Come Sit With Me

“Come sit with me.” This is a simple invitation, and it has taken on a much deeper meaning these days in my life. As a kid, sitting still was one of the hardest things for me. I liked to move. As I got older, I realized there were people that I also like to sit with.

I liked sitting and watching my grandma cook. She was so natural and fluid, everything seemed to have a sequence, and as she worked, her high-pitched whistle of an old hymn felt safe and comfortable. The food was always good.

I liked to sit and watch football with my dad. Monday nights were ours, and after the game, we would talk about it, then watch John Wayne theater until he fell asleep (again).

I liked to sit and talk Jesus with my uncle Del. He had always read and studied a lot, and I loved to knock around practical ways to think about God.

I liked to sit and read to my kids. I would lay next to them in their bed and read, changing the stories to be more like action movies, only to be told - “Dad, that is not how it goes.”

I like to sit and have coffee with Merrily - Heck, I like sitting with her as we drive, watch TV, or anywhere else too.

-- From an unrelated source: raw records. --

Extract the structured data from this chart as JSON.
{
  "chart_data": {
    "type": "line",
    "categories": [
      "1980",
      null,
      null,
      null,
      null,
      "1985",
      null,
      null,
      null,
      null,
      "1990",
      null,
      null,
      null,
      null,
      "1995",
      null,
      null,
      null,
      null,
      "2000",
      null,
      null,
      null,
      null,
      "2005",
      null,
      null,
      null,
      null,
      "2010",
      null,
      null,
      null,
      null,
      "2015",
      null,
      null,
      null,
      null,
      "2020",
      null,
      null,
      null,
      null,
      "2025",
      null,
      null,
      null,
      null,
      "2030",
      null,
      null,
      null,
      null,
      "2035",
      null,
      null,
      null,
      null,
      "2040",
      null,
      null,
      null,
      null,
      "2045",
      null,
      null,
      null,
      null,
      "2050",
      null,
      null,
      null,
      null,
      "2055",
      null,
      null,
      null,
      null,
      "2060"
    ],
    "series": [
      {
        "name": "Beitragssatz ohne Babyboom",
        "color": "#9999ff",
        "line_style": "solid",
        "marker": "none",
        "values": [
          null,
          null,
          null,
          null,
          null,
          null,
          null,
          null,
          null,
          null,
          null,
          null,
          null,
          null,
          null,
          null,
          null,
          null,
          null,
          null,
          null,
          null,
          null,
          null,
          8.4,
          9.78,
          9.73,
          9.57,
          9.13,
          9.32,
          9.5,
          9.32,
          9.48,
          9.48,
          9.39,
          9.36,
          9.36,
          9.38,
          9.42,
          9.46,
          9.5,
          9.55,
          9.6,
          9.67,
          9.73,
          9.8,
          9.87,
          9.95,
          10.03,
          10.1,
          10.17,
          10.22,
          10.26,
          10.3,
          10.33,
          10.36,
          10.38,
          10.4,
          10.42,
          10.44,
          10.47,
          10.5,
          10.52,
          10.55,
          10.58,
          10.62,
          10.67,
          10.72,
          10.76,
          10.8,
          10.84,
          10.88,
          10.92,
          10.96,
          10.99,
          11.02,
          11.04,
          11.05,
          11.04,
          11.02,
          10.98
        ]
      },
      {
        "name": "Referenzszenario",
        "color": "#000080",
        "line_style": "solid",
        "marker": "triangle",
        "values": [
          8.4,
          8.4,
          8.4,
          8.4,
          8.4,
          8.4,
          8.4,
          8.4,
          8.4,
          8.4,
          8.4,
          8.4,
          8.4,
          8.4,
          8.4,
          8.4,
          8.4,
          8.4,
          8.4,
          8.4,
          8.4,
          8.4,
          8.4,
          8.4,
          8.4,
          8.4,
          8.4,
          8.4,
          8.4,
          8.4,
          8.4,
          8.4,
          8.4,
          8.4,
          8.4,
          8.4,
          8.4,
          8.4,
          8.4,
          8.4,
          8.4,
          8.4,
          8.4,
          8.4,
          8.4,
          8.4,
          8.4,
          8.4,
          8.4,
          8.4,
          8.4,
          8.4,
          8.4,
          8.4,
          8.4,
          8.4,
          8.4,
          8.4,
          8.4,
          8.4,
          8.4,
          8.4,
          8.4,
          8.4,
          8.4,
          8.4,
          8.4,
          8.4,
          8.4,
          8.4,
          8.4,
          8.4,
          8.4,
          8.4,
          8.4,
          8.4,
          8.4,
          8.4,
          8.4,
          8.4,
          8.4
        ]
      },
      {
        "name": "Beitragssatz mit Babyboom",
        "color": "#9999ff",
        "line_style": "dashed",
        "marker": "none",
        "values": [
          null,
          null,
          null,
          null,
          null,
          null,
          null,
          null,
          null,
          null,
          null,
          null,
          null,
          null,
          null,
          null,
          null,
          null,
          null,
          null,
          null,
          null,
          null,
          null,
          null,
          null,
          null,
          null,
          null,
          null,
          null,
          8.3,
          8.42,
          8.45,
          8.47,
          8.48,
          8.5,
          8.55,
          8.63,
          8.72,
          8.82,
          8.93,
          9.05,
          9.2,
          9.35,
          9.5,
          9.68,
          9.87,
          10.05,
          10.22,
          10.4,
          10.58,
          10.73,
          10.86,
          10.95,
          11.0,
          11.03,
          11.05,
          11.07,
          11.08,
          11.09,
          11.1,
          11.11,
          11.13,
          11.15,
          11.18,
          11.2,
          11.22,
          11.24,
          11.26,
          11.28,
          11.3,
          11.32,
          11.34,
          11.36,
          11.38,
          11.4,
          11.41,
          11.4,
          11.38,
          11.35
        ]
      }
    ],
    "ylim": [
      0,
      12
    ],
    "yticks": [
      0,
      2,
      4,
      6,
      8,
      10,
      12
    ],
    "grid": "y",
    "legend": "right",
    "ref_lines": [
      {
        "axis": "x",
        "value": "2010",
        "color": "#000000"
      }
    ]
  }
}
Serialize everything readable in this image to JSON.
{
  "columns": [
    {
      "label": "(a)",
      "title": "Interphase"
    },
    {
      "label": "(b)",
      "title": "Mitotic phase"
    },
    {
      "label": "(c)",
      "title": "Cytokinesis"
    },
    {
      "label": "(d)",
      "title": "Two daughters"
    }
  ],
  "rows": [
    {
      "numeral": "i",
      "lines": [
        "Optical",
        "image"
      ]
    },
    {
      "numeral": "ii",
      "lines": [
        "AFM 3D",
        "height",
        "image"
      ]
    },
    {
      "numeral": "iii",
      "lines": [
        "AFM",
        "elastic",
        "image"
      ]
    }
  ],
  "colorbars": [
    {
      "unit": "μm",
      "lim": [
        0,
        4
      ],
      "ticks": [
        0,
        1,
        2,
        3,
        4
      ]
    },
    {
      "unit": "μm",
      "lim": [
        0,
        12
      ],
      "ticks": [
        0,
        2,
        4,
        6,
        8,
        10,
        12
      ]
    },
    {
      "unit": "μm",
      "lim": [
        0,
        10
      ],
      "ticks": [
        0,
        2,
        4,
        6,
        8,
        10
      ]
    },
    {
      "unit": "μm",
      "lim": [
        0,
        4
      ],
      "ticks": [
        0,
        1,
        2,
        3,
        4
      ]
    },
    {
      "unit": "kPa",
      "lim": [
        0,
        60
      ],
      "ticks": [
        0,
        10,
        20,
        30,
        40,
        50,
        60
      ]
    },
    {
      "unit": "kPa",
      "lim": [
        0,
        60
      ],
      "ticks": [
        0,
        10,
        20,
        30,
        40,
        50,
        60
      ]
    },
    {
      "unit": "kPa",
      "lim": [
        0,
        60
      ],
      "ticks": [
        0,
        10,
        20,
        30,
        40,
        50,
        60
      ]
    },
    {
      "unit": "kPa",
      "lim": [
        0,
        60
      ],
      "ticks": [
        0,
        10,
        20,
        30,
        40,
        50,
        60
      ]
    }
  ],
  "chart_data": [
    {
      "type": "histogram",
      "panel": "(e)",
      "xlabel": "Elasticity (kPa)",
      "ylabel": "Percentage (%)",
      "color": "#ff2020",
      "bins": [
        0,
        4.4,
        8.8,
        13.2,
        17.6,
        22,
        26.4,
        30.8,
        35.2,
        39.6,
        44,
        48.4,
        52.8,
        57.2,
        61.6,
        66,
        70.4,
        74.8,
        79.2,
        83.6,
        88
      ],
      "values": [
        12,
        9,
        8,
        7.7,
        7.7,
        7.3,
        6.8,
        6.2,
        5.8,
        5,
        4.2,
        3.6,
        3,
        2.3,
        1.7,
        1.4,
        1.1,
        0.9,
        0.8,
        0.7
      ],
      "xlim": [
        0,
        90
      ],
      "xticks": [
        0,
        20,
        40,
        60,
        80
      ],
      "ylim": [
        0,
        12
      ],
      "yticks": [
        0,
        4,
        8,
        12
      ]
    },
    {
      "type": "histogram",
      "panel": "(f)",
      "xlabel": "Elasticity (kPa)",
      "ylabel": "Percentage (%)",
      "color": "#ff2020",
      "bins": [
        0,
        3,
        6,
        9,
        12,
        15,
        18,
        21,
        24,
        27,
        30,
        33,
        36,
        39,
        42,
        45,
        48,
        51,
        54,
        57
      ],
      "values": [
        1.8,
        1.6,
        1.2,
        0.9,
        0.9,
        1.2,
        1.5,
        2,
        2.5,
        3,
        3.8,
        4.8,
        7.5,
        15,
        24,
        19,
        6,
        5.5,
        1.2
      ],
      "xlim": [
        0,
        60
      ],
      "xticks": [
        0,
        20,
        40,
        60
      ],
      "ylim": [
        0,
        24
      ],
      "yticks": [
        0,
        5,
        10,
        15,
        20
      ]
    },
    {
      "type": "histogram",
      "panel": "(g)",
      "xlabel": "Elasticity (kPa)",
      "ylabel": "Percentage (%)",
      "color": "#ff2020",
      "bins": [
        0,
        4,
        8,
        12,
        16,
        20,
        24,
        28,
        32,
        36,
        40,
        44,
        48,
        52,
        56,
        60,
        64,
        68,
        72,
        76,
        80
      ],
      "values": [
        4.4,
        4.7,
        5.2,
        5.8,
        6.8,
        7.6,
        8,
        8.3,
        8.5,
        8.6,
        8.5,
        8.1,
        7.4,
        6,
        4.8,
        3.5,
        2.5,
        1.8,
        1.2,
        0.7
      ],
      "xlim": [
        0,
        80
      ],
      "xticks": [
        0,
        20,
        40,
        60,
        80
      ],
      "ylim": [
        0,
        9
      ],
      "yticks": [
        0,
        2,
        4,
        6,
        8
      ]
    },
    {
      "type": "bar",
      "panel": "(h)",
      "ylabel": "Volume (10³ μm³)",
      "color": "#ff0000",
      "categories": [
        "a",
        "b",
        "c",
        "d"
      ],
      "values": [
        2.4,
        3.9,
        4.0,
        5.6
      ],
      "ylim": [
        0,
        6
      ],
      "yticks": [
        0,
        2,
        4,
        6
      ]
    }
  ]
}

So our move from California to Tennessee was a lot faster than our stuff. What I mean is that all the stuff we sit on (couches, chairs, barstools, etc.) are right now in a warehouse in Southern CA, and we are in Lebanon, Tennessee. I don’t know when it will get here. Do you want to know what I miss? I miss sitting on something with someone in my home.

You see, furniture is not only about aesthetics or comfort. It is about relationship. When we sit, we talk, think, laugh, pray, dream and plan. When we sit, we eat, study, discuss, tease, tell stories, and love.

I miss sitting on a couch with my people. I miss the invitation to “Come sit with me.”

Every day I get a similar invite from Jesus. “Come sit with me, Leonard.” Let’s talk, laugh, cry, dream and plan. Let’s love, share and create unlimited freedom in your spirit through God the Holy Spirit. Let’s sit. So I do. I grab some pens, my Bible, a cup of coffee, and I sit. This week I have laughed out loud, cried, been taught to live in the freedom of God, found hope, deposited my fears, been encouraged and challenged, been disciplined for my actions and heart, and I have been held as I confessed. In the times of sitting with Jesus, I have been inspired, been rested, heard I am loved, reminded that he is enough. My father is satisfied with me because of Jesus and has been reminded of my calling. When sitting with Jesus, I have talked about you to the only one who “Can and wants to” do more in your life than you can imagine and anguished over people I love, only to be comforted by the reality that the one with whom I sit loves them more. “Come sit with me, Leonard.”

I hope and pray this week you would hear this invitation too - more than that, you would say yes. For me, it begins with coffee, a chair, and my Bible. Sitting involves some reading, some talking, and some listening. Sitting includes honesty, humility, and transparency - the ONE with whom I sit is safe. Give it a try - Say yes and become.